Posted by VividCortex on May 1, 2014 7:25:00 AM

The Brainiac Corner is a format where we talk with some of the smartest minds in the system, database, devops, and IT world. If you have opinions on pirates, or anything else related, please don’t hesitate to contact us.


Today, we interview Shlomi Noach, who, in addition to receiving MySQL Community Member of the Year and Oracle Technologist of the Year Awards, runs data infrastructure at Outbrain.

How did you get from stork to brainiac (i.e. what do you do today and how did you get there)?

I’m an engineer drawn into the world of MySQL. My first serious experience with MySQL was when having to deal with growth of a company I co-founded. I later began training and consulting for MySQL, and was exposed to many interesting companies and use cases. I began developing open source tools and started blogging, both actions quickly drawing me into the MySQL community.

What is in your group’s technology stack?

Linux, Hadoop, Hive, MySQL, Cassandra, Kafka, Zookeper, Java, Scala and a lot more.

Who would win in a fight between ninjas and pirates?
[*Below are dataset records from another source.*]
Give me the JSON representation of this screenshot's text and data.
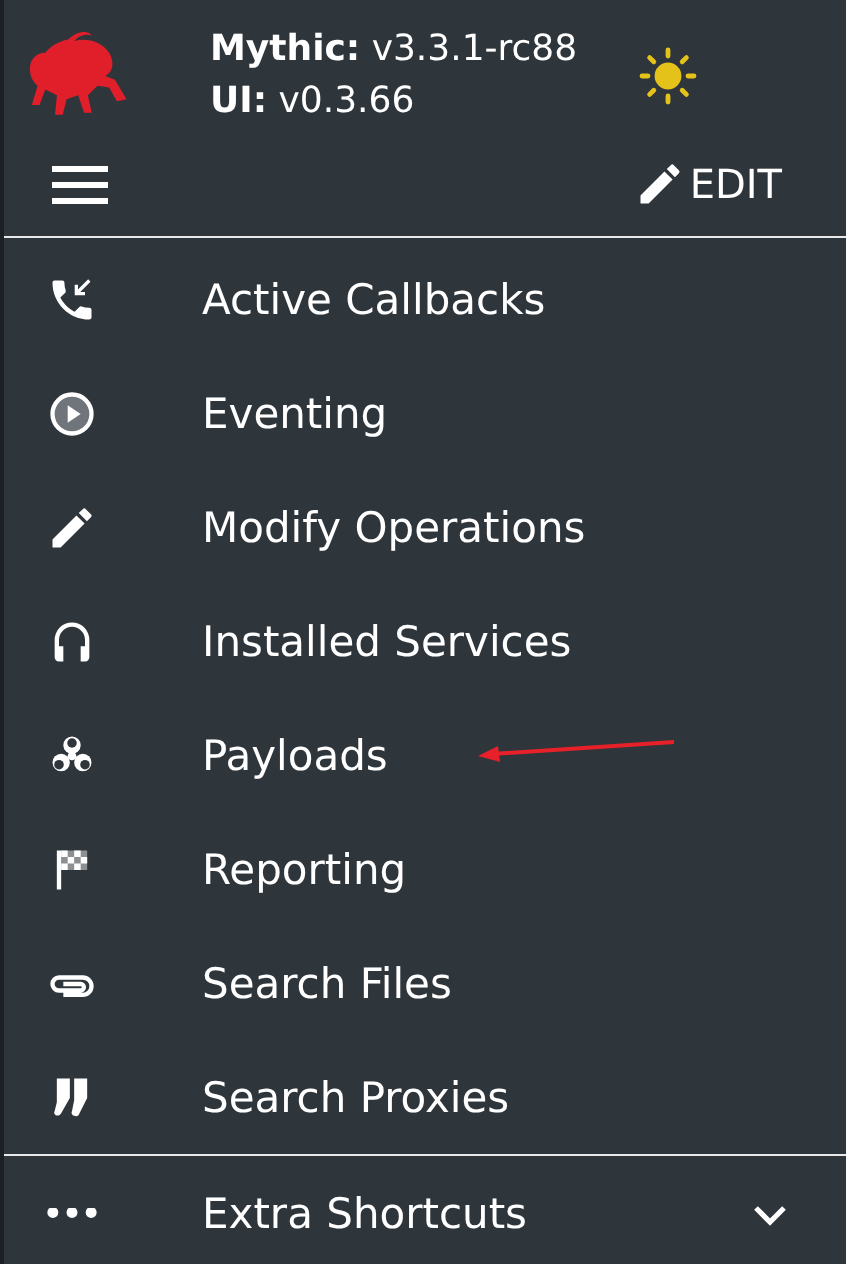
{
  "header": {
    "version_lines": [
      "**Mythic:** v3.3.1-rc88",
      "**UI:** v0.3.66"
    ],
    "edit_label": "EDIT"
  },
  "menu": [
    {
      "label": "Active Callbacks",
      "highlighted": false
    },
    {
      "label": "Eventing",
      "highlighted": false
    },
    {
      "label": "Modify Operations",
      "highlighted": false
    },
    {
      "label": "Installed Services",
      "highlighted": false
    },
    {
      "label": "Payloads",
      "highlighted": true
    },
    {
      "label": "Reporting",
      "highlighted": false
    },
    {
      "label": "Search Files",
      "highlighted": false
    },
    {
      "label": "Search Proxies",
      "highlighted": false
    }
  ],
  "footer": {
    "label": "Extra Shortcuts",
    "expanded": false
  }
}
Why?

Obviously ninjas. They are professional service providers with an established training program and clear ownership of skills (stealth, poison, disguise, combat). Albeit bad profession. Pirates, on the other hand, are a bunch of uneducated, unshaven, misbehaved, untrained, disloyal drunks.

Also, you wouldn’t want to have a pirate neighbor, but a ninja would make a very quiet neighbor. In fact, you might already have a ninja neighbor, you just don’t know it.

Which is a more accurate state of the world, #monitoringsucks or #monitoringlove?

#monitoringlove of course. You just need to monitor the important metrics, all of the important metrics and nothing but the important metrics. That and being able to make sense in thousands of metrics.

In six words or less, what are the biggest challenges your organization faces?

Growth, growth, monitoring, automation. Six words.

What’s the best piece of advice you’ve ever received?

“Follow your gut feeling”. It is your de-facto indicator for happiness, both at work and in life.

What principles guide your expertise in your given domain?

Try to point out the biggest pains and target those. Accept that perfection cannot be achieved due to various constraints imposed on you. Strive for visibility; it improves your quality of work.

What is your vision for system administration in 5 years?

A whole lot more automation. I don’t think the job will look very different in 5 years, but I expect a larger set of handy, trusted tools.